Une question, soudain : comment diable un type aussi cramé par la came, aussi occupé à brûler la vie par les deux bouts, réussit-il à atteindre l’âge vénérable de 81 ans en passant à travers les gouttes celles, acides, qui suintent au bout des seringues ou roulent sur les joues C’est peut-être une force de vie magistrale, ancestrale, redoublée par le réconfort puissant de l’écriture, préservée par la créativité ambiante (Huncke savait s’entourer) ou encore, qui sait, par la drogue elle-même. C’est peut-être aussi la perspective d’avoir un combat social à mener, une lutte pour la reconnaissance de tous ceux qui sont si foncièrement en marge de tout et si intimement mêlés au centre, à l’essentiel : « Je n’ai nul désir de m’intégrer ou de me fondre dans les prétendues normes de la société actuelle, ni de reconnaître pour un instant qu’elle est autre chose qu’inadaptée. »
Un réalisme foisonnant mais sans effets de style, introspectif et sans mensonges.
Herbert Huncke ne fut pas un prosateur de génie. À un niveau purement littéraire, les quelques exemples d’écriture automatique rassemblés dans ce recueil (« Textes inédits ») sont largement plus fascinants que la rythmique syncopée, cadencée (un écho de ses pas ?) par l’usage itératif des tirets, qui modèle l’autobiographie proprement dite. Il y a quelques instants de poésie pure, comme pendant cette nuit d’Halloween, à la percée d’une détresse palpable : « Le désir de mourir et d’échapper à mes semblables s’est mis à m’obséder de plus en plus j’ai pris à maintes reprises une conscience intense de la beauté du monde et de mon inadaptation et de ma bassesse ignoble sachant que j’étais absolument indigne ne serait-ce que d’entrevoir le pur miracle d’une fleur à la couleur délicate le rougeoiement de l’aurore la blanche splendeur de la lune la féerie de la mer un arbre un rocher un brin d’herbe. Bientôt, je me suis fait voleur (…). J’étais libre d’opter pour l’ombre et de plonger au cœur de ce que j’en vins vite à tenir pour la réalité élémentaire, éveillée à l’origine à l’aide d’opium magique. » Au fil de près de cinq cents pages, quelques longueurs sont parfois repérées, aussitôt pardonnées ; difficile exercice, en effet, que de reformuler sans répétitions l’éternelle scène de fixe (« Elise m’a demandé si j’avais un peu de schnouf et Ed a dit qu’il voudrait bien prendre un doigt d’amphètes. Comme ça se trouvait, j’ai pu les satisfaire tous les deux et nous nous sommes tous trois défoncés. »)

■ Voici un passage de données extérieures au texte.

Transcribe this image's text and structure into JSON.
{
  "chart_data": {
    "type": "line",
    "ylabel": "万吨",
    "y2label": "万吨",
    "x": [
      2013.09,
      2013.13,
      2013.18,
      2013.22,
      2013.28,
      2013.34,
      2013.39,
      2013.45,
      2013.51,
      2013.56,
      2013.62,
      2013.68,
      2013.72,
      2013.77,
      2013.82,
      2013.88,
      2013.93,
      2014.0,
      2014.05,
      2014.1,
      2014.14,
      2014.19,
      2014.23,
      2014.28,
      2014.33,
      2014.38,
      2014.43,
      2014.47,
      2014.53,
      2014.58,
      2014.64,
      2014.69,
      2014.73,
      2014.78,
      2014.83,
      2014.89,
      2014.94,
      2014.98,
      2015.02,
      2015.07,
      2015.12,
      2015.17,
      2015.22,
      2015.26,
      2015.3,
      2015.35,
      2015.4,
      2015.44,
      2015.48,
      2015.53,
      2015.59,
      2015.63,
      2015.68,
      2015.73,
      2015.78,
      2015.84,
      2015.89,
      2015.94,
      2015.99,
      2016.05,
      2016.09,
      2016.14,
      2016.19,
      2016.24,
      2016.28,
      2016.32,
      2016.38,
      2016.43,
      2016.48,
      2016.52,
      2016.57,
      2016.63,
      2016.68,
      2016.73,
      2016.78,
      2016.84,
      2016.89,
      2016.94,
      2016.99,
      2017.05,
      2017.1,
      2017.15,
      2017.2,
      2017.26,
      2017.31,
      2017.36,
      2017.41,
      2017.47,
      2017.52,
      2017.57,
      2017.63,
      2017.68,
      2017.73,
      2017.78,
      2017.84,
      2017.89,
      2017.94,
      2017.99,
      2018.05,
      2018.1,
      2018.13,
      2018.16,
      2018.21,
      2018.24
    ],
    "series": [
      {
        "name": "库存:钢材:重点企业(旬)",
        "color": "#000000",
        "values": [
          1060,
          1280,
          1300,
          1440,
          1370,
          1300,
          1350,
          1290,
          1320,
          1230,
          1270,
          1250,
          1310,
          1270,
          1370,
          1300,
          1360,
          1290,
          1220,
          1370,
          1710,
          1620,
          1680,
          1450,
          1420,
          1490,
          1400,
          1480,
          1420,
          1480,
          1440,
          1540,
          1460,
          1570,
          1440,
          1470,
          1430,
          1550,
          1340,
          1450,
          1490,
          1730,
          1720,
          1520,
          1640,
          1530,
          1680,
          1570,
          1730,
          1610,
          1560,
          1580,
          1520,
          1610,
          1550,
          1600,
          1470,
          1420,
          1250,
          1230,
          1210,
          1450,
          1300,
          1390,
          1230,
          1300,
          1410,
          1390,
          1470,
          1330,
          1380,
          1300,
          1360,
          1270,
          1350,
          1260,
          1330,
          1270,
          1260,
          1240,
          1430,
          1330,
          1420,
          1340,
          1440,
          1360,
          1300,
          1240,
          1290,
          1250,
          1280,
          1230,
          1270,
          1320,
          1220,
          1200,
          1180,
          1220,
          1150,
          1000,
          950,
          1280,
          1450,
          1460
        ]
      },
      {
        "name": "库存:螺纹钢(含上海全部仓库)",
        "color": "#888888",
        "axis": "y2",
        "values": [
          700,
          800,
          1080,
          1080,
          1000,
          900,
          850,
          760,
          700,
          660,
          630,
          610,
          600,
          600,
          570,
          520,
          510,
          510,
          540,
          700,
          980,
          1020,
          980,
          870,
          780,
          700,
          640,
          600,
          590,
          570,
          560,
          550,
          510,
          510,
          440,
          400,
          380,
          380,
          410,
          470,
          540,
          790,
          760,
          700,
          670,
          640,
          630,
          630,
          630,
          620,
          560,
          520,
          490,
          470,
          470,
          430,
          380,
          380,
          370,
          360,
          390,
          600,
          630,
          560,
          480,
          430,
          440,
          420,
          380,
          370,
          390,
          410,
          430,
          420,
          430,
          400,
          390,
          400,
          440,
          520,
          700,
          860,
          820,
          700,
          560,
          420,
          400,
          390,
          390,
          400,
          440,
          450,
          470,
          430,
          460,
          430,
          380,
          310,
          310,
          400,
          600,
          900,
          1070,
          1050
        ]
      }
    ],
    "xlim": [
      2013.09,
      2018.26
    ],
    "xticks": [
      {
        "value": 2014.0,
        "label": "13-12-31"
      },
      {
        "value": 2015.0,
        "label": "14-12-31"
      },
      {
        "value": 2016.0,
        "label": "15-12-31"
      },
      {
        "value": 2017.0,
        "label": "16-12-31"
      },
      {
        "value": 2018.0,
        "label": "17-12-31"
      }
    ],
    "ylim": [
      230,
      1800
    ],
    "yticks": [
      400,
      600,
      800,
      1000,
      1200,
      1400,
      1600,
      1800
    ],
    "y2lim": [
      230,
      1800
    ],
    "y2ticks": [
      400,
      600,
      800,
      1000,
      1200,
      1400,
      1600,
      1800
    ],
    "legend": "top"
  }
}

Remarquable est la promptitude avec laquelle, sa vie durant, Huncke sut dégainer papier et crayon, souvent dans des conditions plus que pénibles, révélant en contrepoint une croyance dans les pouvoirs occultes de la littérature. En filigrane, le parti pris d’un réalisme foisonnant mais sans effets de style, introspectif et sans mensonges : nu. Huncke fut, et demeure, la mémoire écorchée vive de la Beat generation, dont il décrit les affres et les extases avec une transparence dont ne furent pas forcément capables tous ceux dont l’Histoire a mieux retenu les noms.
Coupable de tout de Herbert Huncke
Traduit de l’anglais (États-Unis) par Héloïse Esquié
Seuil, 468 pages, 24 €
Domaine étranger Zéro héro à l’infini
janvier 2010 | Le Matricule des Anges n°109
| par
Camille Decisier
Source d’inspiration des écrivains beat, Herbert Huncke a laissé une autobiographie intoxiquée et passionnante, dont c’est la première traduction française.
Un livre
Zéro héro à l’infini
Par
Camille Decisier
Le Matricule des Anges n°109
, janvier 2010.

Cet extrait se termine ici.